Я вспомнил о статуе, по приказу матери Мартина Фортисквинса перевезенной в этот сад из Момпессон-Парка (или вернее, Хафем-Парка, как теперь его можно и должно снова называть). Я пересек лужайку и продирался по зарослям сквозь ежевичные кусты, покуда не увидел ее. Надпись опять заросла мхом, и теперь, соскоблив весь мох, я обнаружил, что она (хотя и прежде прочитанная мной от буквы до буквы) на самом деле гласит: Et ego in Arcadia.[7] Загадочная фраза. И что означает выражение мраморного лица, подвергшегося разрушительному воздействию времени? И руки, обхватывающие фигуру сзади? Кого представляют сии сцепившиеся в схватке фигуры? Являют ли они сцену погони — Пана и Сирингу, Терея и Филомелу, Аполлона и Дафну — или же любовную сцену? Этого мне не дано узнать. Но в любом случае разве важно, что именно хотел сказать скульптор (по моему предположению, двоюродный дед человека, причиной чьей смерти я явился!) или его работодатель (мой собственный прапрадед). Глядя в пустые глаза статуи, я понял, что могу прочесть в стертых временем чертах мраморного лица все, что угодно. Когда я пытался выстроить цепи событий, они бесконечно перетекали друг в друга и расходились в разные стороны, словно рисунок плит на полу Старого Холла.

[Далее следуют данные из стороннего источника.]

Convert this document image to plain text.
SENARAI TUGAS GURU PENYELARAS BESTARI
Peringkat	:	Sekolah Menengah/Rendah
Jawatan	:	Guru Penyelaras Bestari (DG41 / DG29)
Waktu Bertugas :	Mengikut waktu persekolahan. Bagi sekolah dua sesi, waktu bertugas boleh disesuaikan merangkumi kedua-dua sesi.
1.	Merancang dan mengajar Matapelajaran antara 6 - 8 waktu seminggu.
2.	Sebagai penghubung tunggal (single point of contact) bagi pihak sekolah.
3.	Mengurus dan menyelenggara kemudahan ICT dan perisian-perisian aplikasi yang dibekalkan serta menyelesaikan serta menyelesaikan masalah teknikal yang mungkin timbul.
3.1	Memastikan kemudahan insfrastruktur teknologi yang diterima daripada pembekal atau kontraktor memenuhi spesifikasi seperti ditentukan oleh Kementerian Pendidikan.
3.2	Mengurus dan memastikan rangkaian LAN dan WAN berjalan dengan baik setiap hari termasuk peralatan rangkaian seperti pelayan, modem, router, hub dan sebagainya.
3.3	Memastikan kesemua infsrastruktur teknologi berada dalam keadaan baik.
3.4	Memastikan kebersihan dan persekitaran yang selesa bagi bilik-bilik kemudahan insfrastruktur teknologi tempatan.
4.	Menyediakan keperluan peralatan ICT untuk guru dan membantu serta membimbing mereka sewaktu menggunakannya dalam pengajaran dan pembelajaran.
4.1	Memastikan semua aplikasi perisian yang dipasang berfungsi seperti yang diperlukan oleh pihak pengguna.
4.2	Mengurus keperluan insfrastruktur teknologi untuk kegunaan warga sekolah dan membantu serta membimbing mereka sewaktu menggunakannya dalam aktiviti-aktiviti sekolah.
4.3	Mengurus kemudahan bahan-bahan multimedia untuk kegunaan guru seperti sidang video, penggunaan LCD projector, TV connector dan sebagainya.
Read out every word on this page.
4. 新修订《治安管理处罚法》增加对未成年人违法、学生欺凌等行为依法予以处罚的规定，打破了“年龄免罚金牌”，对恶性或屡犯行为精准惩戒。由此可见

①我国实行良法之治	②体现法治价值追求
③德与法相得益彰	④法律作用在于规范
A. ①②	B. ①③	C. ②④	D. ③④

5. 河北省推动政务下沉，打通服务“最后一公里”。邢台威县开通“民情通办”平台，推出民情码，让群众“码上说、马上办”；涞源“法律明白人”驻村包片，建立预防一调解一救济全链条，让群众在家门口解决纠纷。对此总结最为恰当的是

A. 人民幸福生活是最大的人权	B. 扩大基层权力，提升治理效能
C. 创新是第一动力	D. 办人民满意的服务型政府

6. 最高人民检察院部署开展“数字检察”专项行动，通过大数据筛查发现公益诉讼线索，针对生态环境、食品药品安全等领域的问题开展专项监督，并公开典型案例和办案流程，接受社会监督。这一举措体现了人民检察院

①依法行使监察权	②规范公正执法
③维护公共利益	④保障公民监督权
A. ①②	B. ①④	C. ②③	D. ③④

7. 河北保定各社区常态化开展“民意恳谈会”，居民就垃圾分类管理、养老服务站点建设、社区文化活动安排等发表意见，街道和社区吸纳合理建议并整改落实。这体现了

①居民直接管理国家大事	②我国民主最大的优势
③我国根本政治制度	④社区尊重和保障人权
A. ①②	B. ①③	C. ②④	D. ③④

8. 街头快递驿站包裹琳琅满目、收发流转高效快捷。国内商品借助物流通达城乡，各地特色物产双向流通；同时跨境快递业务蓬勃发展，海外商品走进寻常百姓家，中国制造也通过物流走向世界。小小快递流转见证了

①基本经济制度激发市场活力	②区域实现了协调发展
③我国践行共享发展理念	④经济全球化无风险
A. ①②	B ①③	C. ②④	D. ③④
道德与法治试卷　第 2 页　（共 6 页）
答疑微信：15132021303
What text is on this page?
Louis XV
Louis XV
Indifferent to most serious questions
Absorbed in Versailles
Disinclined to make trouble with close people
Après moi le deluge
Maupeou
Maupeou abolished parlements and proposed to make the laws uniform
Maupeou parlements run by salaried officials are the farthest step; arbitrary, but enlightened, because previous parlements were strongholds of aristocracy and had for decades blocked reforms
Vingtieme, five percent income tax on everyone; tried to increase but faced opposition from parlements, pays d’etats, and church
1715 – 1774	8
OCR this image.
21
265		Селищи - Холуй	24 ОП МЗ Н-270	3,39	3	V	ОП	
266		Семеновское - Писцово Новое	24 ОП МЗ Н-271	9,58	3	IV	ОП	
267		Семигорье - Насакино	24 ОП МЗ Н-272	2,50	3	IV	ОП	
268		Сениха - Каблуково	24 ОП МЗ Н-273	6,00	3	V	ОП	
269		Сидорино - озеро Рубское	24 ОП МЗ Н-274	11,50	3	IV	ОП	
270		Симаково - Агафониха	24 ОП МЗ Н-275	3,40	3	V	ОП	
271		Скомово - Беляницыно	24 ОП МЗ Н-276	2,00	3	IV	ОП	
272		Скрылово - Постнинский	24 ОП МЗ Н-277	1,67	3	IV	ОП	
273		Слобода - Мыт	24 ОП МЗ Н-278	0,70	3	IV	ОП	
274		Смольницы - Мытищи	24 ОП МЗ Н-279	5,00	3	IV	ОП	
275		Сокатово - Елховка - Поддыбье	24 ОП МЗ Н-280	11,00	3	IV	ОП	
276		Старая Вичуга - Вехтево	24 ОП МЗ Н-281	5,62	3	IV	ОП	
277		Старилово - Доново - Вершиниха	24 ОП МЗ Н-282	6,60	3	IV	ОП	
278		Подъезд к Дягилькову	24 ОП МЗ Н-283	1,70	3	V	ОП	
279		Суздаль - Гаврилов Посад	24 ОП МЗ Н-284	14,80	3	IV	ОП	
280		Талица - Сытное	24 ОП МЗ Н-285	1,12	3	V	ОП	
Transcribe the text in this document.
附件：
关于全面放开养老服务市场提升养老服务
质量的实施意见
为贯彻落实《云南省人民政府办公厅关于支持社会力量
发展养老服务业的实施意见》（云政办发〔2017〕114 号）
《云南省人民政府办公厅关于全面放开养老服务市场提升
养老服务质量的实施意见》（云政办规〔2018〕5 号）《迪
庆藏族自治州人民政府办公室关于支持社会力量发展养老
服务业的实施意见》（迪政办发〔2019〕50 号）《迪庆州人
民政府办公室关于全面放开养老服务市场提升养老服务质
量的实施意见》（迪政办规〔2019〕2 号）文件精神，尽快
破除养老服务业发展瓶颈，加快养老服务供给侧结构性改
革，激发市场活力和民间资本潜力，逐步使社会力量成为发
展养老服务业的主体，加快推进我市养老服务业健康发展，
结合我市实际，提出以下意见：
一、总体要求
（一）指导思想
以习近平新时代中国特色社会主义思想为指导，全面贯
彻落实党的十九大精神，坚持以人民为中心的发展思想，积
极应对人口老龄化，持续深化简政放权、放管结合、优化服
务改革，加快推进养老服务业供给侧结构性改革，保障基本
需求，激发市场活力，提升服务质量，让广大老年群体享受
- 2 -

И оставалось тайной, почему изгнанная жена перенесла сюда скульптуру. Однако мне казалось, я понял это, когда подумал о скрытом шестом элементе, всегда нарушающем композиционное единство пяти. Опозоренная женщина забрала с собой скульптуру, поскольку она спасла жизнь ее тайному любовнику и, возможно, и отцу ее ребенка. И возможно, она умерла от горя, ибо он (а теперь я знал наверное, кто он) никогда не навещал ее. И тут снова, как не раз прежде, я подумал о Мартине Фортисквинсе. Столь много вопросов осталось без ответа. Он написал в свидетельстве о моем крещении «крестный отец и отец», и вся запись, и объяснения мистера Эдваусона насчет ее формулировки могли иметь особый смысл.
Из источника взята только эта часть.